Quid de l’utilisation éventuelle des reports à nouveau ?

Daniel While – Nos SCPI ont effectivement des réserves. Mais je ne crois pas qu’il faille se concentrer sur ce ratio. Le niveau des reports à nouveau, et leur éventuelle utilisation, ne sont pas le critère principal pour juger de la capacité d’une SCPI à traverser la crise. Je rappelle en effet que si le rendement des actifs sous gestion permet de dégager beaucoup de report à nouveau, c’est que ces actifs sont a priori plus exposés aux risques du marché. Inversement, moins de rendement additionnel signifie généralement moins de risques additionnels. D’une certaine façon, ce que la SCPI « gagne » en RAN, elle le perd en vulnérabilité. Les deux mois de confinement ont eu, certes, un impact sur la rentabilité de certaines SCPI du marché. Mais il ne s’agit que du « premier tour ». Le second tour, celui qui s’amorce aujourd’hui, aura des conséquences bien plus importantes.

C’est-à-dire ?

Daniel While – Fin 2020, nous aurons une vision plus précise de la façon dont les entreprises – c’est-à-dire les locataires – auront résisté à la récession. Et lesquelles auront survécu. Le sujet de ce « second tour » n’est donc pas lié aux niveaux des reports à nouveau, ou du pourcentage de loyers impayés ou reportés. Le sujet, c’est la qualité des actifs sous gestion et la solvabilité des locataires qui les occupent.

L’indicateur phare de la santé des SCPI est donc la pertinence de leurs investissements…

Daniel While – Exactement. En sachant que les SCPI, en tant que produits de placement de long terme, ont d’autres atouts pour surmonter ou atténuer les effets de la crise. D’abord, parce que les SCPI sont des produits « lents » en termes de revalorisation. Je rappelle en effet que le prix des parts ne réplique pas « en temps réel » les valeurs d’expertise. Ce prix peut en outre varier dans une fourchette de plus ou moins 10 % autour de ces valeurs d’expertise. Ou, plus exactement, de la valeur de reconstitution. C’est une marge de manœuvre dont dispose la société de gestion. Elle permet de ne pas pénaliser les porteurs de parts en cas de crise ponctuelle. Donc, même si le repricing était plus important que prévu, il n’affecterait pas mécaniquement et immédiatement la valeur des parts de SCPI.

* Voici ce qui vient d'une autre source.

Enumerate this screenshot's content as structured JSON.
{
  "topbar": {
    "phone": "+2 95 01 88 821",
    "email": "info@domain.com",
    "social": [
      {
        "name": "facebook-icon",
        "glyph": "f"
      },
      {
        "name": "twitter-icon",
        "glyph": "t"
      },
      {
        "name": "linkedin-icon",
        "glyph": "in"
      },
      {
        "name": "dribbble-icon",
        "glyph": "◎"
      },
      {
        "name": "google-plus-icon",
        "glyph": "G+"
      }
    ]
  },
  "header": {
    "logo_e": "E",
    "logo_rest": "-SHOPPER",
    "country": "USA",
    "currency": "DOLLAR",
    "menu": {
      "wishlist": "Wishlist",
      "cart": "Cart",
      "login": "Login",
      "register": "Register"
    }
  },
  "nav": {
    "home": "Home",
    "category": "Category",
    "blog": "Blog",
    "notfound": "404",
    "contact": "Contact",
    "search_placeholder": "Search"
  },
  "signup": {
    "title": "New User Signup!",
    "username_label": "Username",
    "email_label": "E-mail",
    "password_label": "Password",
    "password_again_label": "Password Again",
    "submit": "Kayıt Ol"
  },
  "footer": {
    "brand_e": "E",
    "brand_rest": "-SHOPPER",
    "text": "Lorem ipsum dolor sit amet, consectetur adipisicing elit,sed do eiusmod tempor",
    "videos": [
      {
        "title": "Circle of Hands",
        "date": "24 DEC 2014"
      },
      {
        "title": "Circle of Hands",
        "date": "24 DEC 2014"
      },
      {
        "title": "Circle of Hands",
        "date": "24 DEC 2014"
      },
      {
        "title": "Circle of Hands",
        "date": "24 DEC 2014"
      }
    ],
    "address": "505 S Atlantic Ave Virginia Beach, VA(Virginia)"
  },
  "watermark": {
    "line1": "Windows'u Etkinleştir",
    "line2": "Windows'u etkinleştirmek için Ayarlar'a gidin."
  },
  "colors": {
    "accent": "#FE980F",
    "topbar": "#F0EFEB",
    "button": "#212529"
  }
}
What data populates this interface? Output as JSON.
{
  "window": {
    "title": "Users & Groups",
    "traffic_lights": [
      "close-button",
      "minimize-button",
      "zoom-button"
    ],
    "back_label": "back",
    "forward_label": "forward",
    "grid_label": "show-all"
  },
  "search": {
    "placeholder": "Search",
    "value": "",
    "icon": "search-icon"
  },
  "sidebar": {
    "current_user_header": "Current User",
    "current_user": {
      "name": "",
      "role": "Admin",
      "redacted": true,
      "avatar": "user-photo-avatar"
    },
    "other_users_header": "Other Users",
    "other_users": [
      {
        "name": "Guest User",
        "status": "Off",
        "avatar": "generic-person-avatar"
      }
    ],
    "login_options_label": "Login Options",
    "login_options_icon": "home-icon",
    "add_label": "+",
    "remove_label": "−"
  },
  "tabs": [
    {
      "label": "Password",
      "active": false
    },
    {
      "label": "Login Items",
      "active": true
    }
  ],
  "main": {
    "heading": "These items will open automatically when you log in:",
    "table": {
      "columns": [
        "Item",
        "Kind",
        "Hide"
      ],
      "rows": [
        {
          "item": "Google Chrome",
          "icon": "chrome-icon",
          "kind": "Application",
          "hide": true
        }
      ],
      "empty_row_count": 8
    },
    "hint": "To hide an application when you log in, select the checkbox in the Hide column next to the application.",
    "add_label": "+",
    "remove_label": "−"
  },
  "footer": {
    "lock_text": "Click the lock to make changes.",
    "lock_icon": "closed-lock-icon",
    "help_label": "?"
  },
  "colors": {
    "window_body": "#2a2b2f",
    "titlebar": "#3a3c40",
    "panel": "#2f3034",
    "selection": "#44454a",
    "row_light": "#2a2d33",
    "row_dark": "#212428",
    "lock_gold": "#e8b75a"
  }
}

Qu’en est-il de la liquidité des SCPI. N’est-ce pas là que se situe le principal risque ?…

Daniel While – C’est effectivement un risque. Mais il n’est heureusement pas d’actualité. L’une des raisons -et c’est un autre des atouts des SCPI aujourd’hui -, est la taille moyenne des véhicules. En dix ans, leur capitalisation a fortement augmenté. Certaines SCPI pèsent désormais plus de 2 milliards d’euros. C’est un facteur de protection pour les porteurs de parts. On est très loin de la configuration du marché des années 90, période au cours de laquelle des problèmes de liquidité sont effectivement apparus. Aujourd’hui, contrairement à cette époque, les SCPI sont plus solides, mieux capitalisées. Et leur marché secondaire est beaucoup plus fluide et mieux organisé.

Pas de vague de rachats à signaler, donc…

Daniel While – La situation, là encore, ne ressemble en rien à celle qui prévalait en 2008. A l’époque, des rachats massifs ont effectivement pesé sur la valorisation des parts. Aujourd’hui, ces demandes de rachat sont marginales. Et, surtout, les SCPI continuent à collecter. Cette collecte est notamment soutenue par l’assurance-vie. Depuis le changement de politique des assureurs, en fin d’année dernière, sur le fonds en euro, les SCPI, ainsi que d’autres unités de compte immobilières, entrent en effet plus systématiquement dans les allocations dites « sécurisées ». Il n’y a pas, a priori, de raison pour que ce flux se tarisse. D’autant que durant le confinement, plus de 55 Md€ d’épargne forcée se sont constitués. Une partie de ces sommes a vocation à être investie…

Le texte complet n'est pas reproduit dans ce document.